German chipmaker Infineon and British chip designer ARM Holding expect semiconductor demand to remain robust after a strong quarter, signaling stability for the notoriously volatile sector.

Infineon, which has clawed its way back to profitability over the past 18 months, raised its outlook for 2011 on Tuesday, due to demand in the automotive and industrial electronics sectors.

ARM said its position in fast-growing segments such as smartphones left it well placed for this year.

Infineon stock gained 1.6 percent and ARM shares rose 2.4 percent by 1016 GMT, both outperforming the technology index.

The industry, which had an exceptionally strong 2010 thanks to restocking and signs of an economic upswing, is expected to return to slower, more typical growth rates this year.

Worldwide semiconductor revenue is forecast to grow 4.6 percent this year compared with 2010, when sales increased by 31.5 percent, according to research firm Gartner.

We expect to grow faster than the market and see another quarter of revenue growth with consistently high margins, Infineon Chief Executive Peter Bauer said on Tuesday, echoing rival STMicroelectronics, which said it expects sales to grow faster than the market.

Infineon, which makes chips for products ranging from cars to electronic passports, said it expected its full-year operating result as a percentage of sales to be in the high teen percentage range.

Revenue growth for the financial year through September should be around 15 percent, it said, exceeding analyst expectations of 11.6 percent, with an operating margin of 18 percent.

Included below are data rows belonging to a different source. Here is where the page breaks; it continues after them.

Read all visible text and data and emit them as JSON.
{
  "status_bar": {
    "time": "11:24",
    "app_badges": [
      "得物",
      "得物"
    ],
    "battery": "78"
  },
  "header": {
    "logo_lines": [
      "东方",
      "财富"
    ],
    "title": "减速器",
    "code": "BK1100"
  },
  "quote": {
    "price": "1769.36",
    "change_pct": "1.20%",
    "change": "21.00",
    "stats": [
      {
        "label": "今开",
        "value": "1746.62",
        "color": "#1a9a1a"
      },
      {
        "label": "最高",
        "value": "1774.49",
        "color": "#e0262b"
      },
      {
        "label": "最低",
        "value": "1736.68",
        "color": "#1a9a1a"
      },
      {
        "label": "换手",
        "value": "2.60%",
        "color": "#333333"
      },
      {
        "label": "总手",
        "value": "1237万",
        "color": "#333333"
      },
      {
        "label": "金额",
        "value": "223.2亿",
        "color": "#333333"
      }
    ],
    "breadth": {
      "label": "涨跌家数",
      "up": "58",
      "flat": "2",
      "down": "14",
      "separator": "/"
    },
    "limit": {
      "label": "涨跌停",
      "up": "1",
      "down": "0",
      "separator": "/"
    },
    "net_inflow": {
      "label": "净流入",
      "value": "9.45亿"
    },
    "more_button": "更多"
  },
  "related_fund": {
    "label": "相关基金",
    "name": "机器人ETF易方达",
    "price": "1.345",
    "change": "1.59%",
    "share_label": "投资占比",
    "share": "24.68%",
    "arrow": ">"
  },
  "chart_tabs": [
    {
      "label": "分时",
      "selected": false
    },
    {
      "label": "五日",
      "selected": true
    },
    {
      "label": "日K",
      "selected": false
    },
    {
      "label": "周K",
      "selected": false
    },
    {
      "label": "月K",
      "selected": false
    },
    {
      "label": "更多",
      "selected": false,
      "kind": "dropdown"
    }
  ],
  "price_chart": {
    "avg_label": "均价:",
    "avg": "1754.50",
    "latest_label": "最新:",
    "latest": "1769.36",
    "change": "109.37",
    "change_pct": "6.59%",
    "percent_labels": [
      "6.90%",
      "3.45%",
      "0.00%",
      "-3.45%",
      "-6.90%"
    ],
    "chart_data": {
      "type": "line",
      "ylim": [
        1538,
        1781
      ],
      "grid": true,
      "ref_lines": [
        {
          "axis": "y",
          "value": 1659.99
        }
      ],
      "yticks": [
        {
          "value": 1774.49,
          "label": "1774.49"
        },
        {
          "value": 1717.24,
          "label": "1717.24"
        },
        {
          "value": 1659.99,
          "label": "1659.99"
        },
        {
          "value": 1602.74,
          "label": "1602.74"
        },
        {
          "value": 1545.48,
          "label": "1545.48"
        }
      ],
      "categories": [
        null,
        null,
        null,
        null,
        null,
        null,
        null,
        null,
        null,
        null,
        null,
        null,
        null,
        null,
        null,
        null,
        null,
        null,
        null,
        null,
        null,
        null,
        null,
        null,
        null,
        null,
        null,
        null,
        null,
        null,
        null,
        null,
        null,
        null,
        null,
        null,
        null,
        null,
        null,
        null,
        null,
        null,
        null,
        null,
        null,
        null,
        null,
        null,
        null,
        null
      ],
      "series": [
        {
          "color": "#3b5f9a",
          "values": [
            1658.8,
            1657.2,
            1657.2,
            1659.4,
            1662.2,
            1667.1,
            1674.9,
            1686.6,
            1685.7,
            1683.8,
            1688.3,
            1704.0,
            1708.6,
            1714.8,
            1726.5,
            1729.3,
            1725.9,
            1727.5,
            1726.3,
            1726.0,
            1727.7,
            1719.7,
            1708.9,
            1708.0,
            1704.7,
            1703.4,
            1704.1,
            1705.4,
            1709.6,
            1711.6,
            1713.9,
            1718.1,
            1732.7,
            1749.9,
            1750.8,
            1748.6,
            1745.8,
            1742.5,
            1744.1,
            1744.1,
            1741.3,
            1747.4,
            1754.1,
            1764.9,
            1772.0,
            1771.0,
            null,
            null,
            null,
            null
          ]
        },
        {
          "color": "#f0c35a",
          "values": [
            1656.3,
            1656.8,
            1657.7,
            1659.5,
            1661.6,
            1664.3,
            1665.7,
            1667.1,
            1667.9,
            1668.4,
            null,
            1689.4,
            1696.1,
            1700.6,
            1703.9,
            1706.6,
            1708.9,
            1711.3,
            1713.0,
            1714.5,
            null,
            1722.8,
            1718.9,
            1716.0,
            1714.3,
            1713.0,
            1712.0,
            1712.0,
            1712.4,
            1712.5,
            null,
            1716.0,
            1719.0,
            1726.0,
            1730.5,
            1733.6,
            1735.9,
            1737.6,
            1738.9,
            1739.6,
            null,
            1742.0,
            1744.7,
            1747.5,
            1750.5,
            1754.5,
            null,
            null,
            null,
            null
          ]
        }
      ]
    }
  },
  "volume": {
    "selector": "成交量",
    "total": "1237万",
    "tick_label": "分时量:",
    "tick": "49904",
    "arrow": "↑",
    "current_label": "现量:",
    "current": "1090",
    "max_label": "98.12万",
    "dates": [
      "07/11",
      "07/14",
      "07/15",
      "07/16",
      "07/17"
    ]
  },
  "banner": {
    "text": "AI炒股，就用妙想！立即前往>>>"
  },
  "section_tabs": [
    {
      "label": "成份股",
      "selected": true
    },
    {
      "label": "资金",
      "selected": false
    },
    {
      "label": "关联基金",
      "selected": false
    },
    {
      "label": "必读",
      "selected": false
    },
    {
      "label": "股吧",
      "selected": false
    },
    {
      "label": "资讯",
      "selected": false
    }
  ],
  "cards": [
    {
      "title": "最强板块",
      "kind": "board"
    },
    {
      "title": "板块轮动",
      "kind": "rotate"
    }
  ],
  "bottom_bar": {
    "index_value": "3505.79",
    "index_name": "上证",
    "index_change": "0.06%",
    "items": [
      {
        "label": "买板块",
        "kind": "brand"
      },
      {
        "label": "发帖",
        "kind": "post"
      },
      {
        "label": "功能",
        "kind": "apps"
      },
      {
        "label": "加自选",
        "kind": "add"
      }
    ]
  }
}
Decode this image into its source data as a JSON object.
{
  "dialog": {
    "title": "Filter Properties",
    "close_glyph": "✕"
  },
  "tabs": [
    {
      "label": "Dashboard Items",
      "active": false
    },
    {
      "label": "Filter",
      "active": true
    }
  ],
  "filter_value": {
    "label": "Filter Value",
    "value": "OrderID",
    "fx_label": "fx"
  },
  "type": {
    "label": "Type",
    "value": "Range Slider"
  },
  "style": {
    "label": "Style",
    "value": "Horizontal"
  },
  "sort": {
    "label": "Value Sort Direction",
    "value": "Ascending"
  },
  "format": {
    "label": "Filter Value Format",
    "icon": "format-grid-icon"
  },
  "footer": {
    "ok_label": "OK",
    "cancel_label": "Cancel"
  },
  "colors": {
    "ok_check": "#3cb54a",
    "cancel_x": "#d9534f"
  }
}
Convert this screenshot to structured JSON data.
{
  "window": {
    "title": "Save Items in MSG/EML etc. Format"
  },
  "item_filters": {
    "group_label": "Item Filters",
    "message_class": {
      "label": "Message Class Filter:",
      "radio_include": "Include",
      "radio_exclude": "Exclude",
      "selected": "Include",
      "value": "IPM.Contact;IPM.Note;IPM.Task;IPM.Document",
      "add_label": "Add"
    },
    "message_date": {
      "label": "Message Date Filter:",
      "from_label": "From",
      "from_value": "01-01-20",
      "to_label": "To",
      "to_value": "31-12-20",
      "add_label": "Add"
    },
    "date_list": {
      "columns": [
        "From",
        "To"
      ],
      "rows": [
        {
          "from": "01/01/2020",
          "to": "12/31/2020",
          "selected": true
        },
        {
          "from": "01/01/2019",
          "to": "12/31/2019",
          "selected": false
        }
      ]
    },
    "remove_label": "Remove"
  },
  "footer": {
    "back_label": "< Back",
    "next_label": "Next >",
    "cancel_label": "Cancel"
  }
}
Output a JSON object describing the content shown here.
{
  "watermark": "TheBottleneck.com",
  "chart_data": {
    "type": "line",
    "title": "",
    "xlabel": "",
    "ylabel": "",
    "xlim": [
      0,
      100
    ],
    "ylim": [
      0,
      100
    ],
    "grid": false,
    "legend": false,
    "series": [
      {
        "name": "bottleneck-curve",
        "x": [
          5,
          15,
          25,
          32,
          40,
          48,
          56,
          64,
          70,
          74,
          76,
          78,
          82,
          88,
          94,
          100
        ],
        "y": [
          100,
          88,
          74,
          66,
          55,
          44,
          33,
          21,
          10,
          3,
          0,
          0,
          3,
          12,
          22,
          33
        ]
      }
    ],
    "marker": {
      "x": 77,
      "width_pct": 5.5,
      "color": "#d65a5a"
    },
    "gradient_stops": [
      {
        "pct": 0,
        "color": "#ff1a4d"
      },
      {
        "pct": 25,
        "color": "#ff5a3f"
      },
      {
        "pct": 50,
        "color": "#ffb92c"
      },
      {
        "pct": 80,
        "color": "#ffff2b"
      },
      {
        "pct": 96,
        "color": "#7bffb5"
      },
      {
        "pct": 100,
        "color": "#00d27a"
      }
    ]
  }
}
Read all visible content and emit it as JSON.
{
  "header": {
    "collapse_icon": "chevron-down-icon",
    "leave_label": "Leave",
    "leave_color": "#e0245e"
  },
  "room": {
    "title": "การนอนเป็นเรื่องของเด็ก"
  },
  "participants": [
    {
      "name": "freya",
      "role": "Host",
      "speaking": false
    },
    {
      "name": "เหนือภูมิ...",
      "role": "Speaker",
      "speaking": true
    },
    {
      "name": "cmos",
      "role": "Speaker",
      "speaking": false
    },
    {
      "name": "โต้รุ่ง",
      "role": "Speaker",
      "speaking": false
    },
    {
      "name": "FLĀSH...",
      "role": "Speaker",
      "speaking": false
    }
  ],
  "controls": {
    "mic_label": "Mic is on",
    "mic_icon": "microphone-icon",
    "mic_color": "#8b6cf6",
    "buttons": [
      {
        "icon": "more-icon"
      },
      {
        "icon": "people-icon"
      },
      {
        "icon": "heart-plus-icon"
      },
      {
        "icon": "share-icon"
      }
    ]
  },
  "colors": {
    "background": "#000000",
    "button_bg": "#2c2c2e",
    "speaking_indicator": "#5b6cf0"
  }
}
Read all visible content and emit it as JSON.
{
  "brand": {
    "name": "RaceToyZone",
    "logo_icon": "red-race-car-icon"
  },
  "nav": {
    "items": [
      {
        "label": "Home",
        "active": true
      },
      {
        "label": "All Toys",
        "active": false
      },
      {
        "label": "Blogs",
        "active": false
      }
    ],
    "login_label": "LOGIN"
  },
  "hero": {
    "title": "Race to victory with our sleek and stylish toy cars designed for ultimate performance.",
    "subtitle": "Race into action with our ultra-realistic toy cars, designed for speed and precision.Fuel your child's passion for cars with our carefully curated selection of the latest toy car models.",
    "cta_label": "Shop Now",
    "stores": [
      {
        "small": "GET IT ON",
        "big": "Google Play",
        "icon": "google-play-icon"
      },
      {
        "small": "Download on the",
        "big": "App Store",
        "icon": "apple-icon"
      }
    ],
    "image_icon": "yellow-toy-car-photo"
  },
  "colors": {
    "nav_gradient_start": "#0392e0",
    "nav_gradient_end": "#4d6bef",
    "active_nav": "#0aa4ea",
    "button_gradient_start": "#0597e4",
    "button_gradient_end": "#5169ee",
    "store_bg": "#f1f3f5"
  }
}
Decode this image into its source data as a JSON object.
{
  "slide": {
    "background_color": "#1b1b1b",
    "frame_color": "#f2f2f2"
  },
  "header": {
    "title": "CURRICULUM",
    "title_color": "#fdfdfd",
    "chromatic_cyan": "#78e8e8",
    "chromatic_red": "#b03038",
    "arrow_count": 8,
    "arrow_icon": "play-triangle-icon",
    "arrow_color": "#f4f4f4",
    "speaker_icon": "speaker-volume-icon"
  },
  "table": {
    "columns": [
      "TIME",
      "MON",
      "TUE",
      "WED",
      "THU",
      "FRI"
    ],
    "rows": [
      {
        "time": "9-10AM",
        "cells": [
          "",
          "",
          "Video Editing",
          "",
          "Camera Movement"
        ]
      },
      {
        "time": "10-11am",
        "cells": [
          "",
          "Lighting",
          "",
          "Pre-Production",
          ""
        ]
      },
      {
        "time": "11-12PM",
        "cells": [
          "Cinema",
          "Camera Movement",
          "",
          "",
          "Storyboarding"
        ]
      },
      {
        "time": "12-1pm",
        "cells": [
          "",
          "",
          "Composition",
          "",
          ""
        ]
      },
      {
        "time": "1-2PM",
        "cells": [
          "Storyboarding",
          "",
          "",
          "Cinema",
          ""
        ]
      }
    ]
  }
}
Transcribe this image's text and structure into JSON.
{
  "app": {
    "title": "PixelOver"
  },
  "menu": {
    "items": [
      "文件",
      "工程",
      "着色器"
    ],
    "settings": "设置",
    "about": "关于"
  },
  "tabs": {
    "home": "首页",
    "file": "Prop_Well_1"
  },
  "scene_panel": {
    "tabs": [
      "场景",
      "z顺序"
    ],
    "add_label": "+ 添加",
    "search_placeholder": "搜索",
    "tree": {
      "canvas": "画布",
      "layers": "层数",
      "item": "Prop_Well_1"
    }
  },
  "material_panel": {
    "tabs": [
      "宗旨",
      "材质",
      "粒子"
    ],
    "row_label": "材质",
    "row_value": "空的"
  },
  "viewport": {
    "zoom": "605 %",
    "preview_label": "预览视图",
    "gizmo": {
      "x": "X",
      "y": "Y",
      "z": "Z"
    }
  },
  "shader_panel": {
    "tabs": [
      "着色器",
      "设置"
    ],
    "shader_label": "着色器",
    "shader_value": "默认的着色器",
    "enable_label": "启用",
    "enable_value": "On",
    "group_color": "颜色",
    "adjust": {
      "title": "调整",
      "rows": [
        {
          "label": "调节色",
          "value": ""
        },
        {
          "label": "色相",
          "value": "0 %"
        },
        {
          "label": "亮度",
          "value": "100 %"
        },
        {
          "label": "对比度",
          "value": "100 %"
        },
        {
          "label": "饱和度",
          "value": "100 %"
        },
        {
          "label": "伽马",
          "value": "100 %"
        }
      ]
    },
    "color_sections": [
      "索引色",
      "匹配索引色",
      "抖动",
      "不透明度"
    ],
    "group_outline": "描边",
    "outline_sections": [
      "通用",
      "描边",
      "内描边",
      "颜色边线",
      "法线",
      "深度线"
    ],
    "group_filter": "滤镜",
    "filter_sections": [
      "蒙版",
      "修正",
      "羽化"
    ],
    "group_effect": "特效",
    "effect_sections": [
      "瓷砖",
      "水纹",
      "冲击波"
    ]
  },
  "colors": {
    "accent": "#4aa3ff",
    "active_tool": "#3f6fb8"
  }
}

Infineon previously said it expected full-year revenue growth of almost 10 percent and an operating margin in the mid to high teens percentage of sales.

For the current quarter, it said it sees sales rising slightly compared with its first quarter ended December 31.

We see little risks that demand should ease any time soon, Eerik Budarz at brokerage Sylvia Quandt said, adding that the raised outlook was slightly better than already positive expectations.


ARM beat an average forecast for its fourth-quarter results and said it expected group dollar revenue for 2011 to be at least in line with market expectations of about $695 million as it continued to gain market share.

That implies growth of at least 10 percent, brokerage Numis said in a note.

ARM, whose architecture is licensed to chipmakers like Qualcomm and Samsung, is thriving thanks to a boom in smartphones and tablets. Nearly all the world's mobile phones use ARM's low-power technology, as do most tablets -- a category that hardly existed before the debut of Apple's iPad in April.

ARM's success in mobile computing was endorsed last month by Microsoft, with its decision to configure Windows for ARM chips, sending shares in the Cambridge-based company to a 10-year high.

Nvidia, another ARM partner, said last month it would build central processors for computers using ARM technology, encroaching on the segment dominated by Intel.

Finance director Tim Score said the deal underscored ARM's potential.

The ARM addressable market is growing at both ends of the spectrum, both in terms of the microcontroller, industrial automation and domestic end, and in smart phones, mobile computing and ultimately into computers and servers, he told reporters on a conference call.

Infineon exited the mobile chip business last year by selling its wireless chip unit to Intel for $1.4 billion and now has three divisions: automotive, industrial & multimarket and chip card security.